Job losses will mount as companies downsize or even go out of business. Unemployment in November was up to 10 million, a rate of 6.5 percent, up from 6.1 percent the month prior. Small companies that offered health coverage will stop doing so because of the cost, accelerating an existing trend. And even when employers offer health insurance, the higher the amount of wage deductions, the lower the percentage of employees who enroll in the employer’s health plan. Workers who decline coverage are healthier on average than those who take it up, meaning that they will not be contributing to the pool of funds used to pay for those whose illness costs far more than what they pay in premiums.
These forces all lead to a rapidly shrinking, increasingly expensive, and increasingly competitive market for commercial health insurance as it exists today. Pressures on growth, already high, will increase far beyond what we’ve been experiencing over the past two years. Most insurers have pushed heavily into the individual market, and must continue to experiment with benefit designs that will appeal to those who are most likely to forgo coverage. In some cases, this will also mean having to work with state legislatures to be able to create products that are not encumbered by expensive mandated benefits, but still meet coverage needs for that population.

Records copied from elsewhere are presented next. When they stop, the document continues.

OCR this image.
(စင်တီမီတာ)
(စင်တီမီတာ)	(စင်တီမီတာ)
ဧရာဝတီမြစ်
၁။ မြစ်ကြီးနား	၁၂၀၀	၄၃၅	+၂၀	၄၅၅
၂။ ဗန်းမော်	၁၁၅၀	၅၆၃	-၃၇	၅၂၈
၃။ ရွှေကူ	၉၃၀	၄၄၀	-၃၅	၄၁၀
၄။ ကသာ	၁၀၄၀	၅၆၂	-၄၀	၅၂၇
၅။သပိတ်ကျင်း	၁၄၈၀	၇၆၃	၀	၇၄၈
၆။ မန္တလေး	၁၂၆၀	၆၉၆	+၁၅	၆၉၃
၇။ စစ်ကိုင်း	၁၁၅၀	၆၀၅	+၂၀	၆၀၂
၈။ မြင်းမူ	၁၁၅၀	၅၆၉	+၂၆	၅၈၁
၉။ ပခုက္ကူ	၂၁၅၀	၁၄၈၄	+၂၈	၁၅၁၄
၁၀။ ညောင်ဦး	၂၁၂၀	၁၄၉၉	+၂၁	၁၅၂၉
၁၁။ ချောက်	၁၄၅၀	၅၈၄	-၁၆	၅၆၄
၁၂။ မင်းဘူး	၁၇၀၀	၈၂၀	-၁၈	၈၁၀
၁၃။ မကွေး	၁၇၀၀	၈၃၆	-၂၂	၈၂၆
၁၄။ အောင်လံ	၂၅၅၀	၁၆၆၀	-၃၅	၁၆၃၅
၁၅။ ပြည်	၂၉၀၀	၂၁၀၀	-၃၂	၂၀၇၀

Because investment income will be less able to absorb shortfalls in underwriting gains, health insurers will need to pay scrupulous attention to their actuarial and underwriting policies and practices. Even so, a return of premium-cost compression is likely to occur, causing a renewed focus on cost controls. Companies should begin developing contingency plans for additional cost reductions if they have not already done so.
All parts of the health sector must develop a new level of creativity if they are to not only survive, but thrive. “Cooptition,” the concept of competitors working together for their mutual benefit while avoiding anti-competitive actions, is one pathway. Existing examples include single sign-on portals allowing providers to use one portal to access online information and transactions for multiple payers, or the use of pooled data in pay-for-performance programs in California. But examples like these are not common, though they should be.
It may also be a good time to dust off a few older ideas and modernize them. For example, while only a combination of market forces and governmental policy can fully address the problem of a shrinking base of primary care, perhaps a collaboration between hospital systems, physicians, and managed care plans can revive the concept of good comprehensive care provided by a closed panel of employed physicians, similar but not identical to existing group-model HMOs.
Hospitals and integrated delivery systems are already finding themselves hiring primary care physicians who are seeking a safe, hassle-free place to practice. And hospitals are always seeking to (safely!) improve cash flow. A return to a modified form of capitation may be a way to address both of those dynamics as long as we take pains to avoid the debacles of past full-risk HMO capitation contracts. Would such a product be for everyone? Of course not, but it could well appeal to those most at risk of simply going without coverage while also improving providers’ cash flow.
Finally, these forces are already increasing public and corporate agitation for reform of the system, and that agitation can only mount, meaning reform is likely to occur sooner than lawmakers or the new administration might like. But this pressure, combined with existing efforts to bail out entire industry sectors, may be the catalyst for true reform of the system. This can only occur if health reform is understood as economic reform more than social reform. But that’s a topic for another day.